I recently asked a group of Kentico MVPs and Community Leaders how their teams actually work: how they structure development environments, coordinate parallel contributions, and keep clients current with monthly Refreshes.

Their answers reflect teams operating at different scales and under different constraints, but they reveal consistent patterns. When combined with Xperience's built-in tooling, these practices form a foundation that does more than keep projects organized; they prepare your team for the pace of agentic software development.

Start with your development environment

Every collaborative Xperience project begins with a foundational decision: how do developers share database state?

Xperience by Kentico supports two broad approaches.

  • Shared database: This gives every developer access to the same data. It is simple to set up, but it introduces risk as soon as more than one person starts making changes.

  • Independent databases: Each developer runs their own local instance, with schema and configuration shared through Xperience's Continuous Integration (CI) feature. This requires more setup upfront, but dramatically reduces conflict and gives every developer a consistent, reproducible starting point.

The expert consensus here is clear.

I've written in detail about the CI/CD developer scenarios that teams commonly encounter, and how to structure your repository to support them. One principle worth highlighting here: every developer builds from a database backup committed to your repository with the following qualities:

  • Well-maintained: Developers and agents understand under what conditions the backup is updated. This can be automatically validated with a CI workflow run during pull requests.

  • Lean and representative: You don't need (or want) a copy of production. Limit the data so that it contains what you need to validate features and reproduce bugs. Quality shared test data beats a 100GB production clone every time.

One thing the distributed approach enables that often goes unappreciated: it makes Xperience's CI feature genuinely useful for coordinating content model changes across a team. When schema and configuration live in source control, content type changes become part of your normal pull request workflow. That's worth a lot when multiple developers are working in parallel.

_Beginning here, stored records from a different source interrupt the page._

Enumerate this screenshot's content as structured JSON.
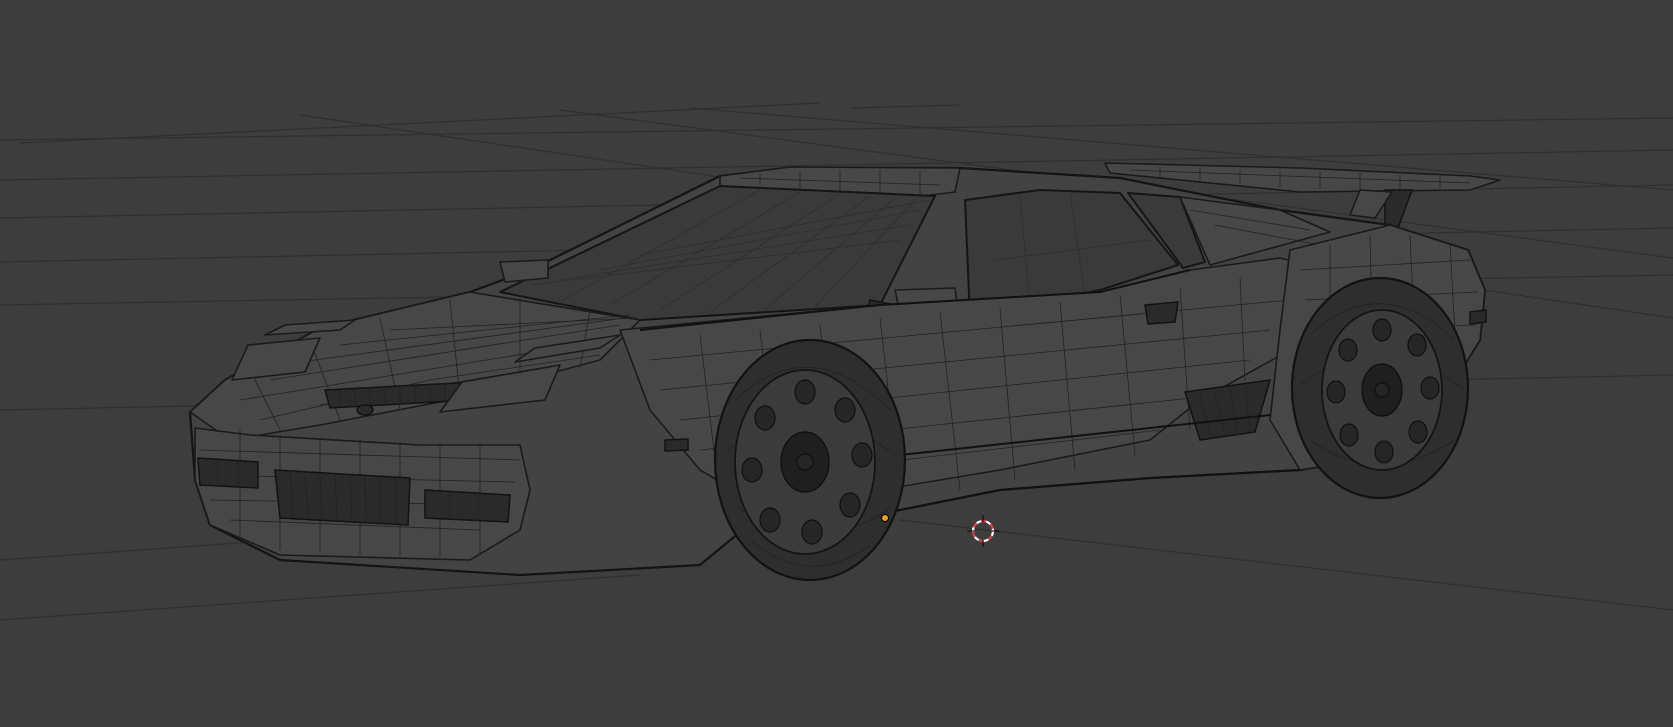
{
  "viewport": {
    "background_color": "#3d3d3d",
    "grid_color": "#2f2f2f",
    "wire_color": "#222222",
    "cursor_colors": [
      "#e04040",
      "#ffffff"
    ],
    "origin_color": "#f0a020"
  },
  "scene": {
    "object": "car-wireframe",
    "shading_mode": "wireframe"
  },
  "cursor": {
    "icon": "3d-cursor-icon"
  },
  "origin": {
    "icon": "object-origin-icon"
  }
}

Patrick Huerto's team takes separation of concerns further than most, splitting frontend and backend into entirely separate repositories, with versioned frontend artifacts pulled into the backend build pipeline:

“The repo is the source of truth, so we're strict about keeping it clean. Code quality rules, project structure, CI/CD configuration - all of it needs to be solid, even if there's only one planned contributor. FE and BE are entirely different repos. FE produces versioned artifacts for assets, backend build pipelines pull the bundle as part of build pipelines based on version.”

Patrick Huerto
Patrick Huerto Head of Development, Devotion

It's up to you to decide how to take advantage of Xperience's architecture and features so that your team is as productive as possible, but one thing is clear: separate databases combined with the Continuous Integration feature is how expert teams work.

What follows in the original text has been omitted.